Published in final edited form as: Cell Rep. 2022 Jan 18;38(3):110262. doi: 10.1016/j.celrep.2021.110262

Figure 7. Neuronal VPS35 regulates an Alzheimer’s-associated microglial morphological phenotype.

Figure 7.

(A) Brains from 6-month-old WT (VPS35fl/fl, n = 3, two females and one male) and VPS35 nsKO mice (n = 3, two females and one male) were harvested and the dorsal hippocampus region was stained with microglial marker IBA1. Microglial morphology was analyzed using ImageJ’s Sholl plugin (n = 60 per condition, 20 cells per animals). Number of branches intersecting the Sholl shells were plotted against the radius of the respective Sholl shell to generate curves. Representative images of microglial cells are included in insets.

(B) Data from (A) are combined with microglial analysis from brains of 6-month-old VPS35 nsKO mice (n = 4, three females and one male) that were injected at 3 months of age with AAV9-GFP and AAV9-VPS35-HA in left and right dorsal CA1, respectively. Brains were harvested and the dorsal hippocampus region was stained with microglial marker IBA1. Microglial morphology was analyzed using ImageJ’s Sholl plugin (n = 80 per condition, 20 from left, and 20 from right dorsal hippocampus, total 40 cells per animal). Number of branches intersecting the Sholl shells were plotted against the radius of the respective Sholl shell to generate curves. Representative images of microglial cells are included in insets.

(C) Critical radius, defined as the radius of a Sholl shell from the cell center (left), at which the critical value occurs, and (middle) critical value, which is the highest number of branches intersecting a Sholl shell. Right: Number of total intersections per cell, after radius of 26 μm from the center of the cell body, was calculated and analyzed.

(D) Left: The percentage of total microglial cells with fragmented processes. Mid; The percentage of total microglial cells with beaded processes. Right: The percentage of total microglial cells with spheroid formation.

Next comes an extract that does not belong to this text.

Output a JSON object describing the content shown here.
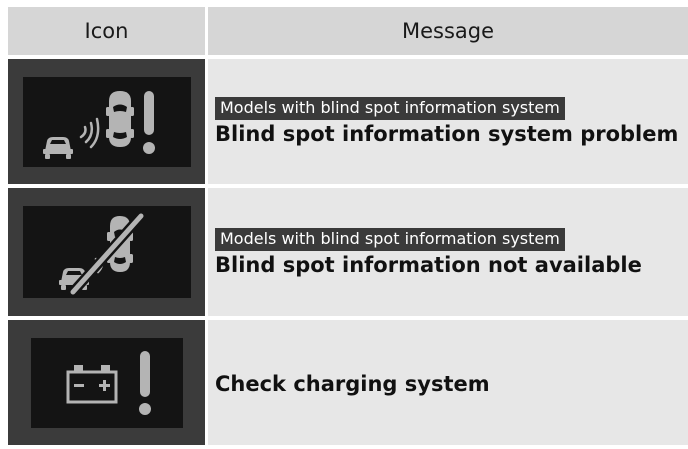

The number of animals for these studies (C and D) is the same as described in (A) and (B). 20 microglial cells were analyzed from each of the 14 dorsal hippocampi included in the study: total = 280 microglial cells. See also Figure S6.

(E) Immunoblots from of the CA1 region of Tau KO animals (Tau KO + VPS35fl/fl, n = 4) and Tau KO + VPS35 nsKO (n = 5) mice (6–8 months of age) were probed for VPS35, VPS26A, VPS26B, VPS29, full-length APP, total C-terminal fragments of APP (APP CTFs), GluA1, astrocyte marker glial fibrillary acidic protein (GFAP), and the microglial markers ionized calcium-binding adapter molecule 1 (IBA1) and CD11 antigen-like family member B (CD11b) and actin protein levels. (F) Bar graphs represent actin-normalized levels of VPS35, total C-terminal fragments of APP (APP CTFs), GluA1, GFAP, CD11b, and IBA1 from (E). n = biological replicates. Data are represented as mean ± SEM. *p < 0.05, **p < 0.01, ***p < 0.001, ****p < 0.0001.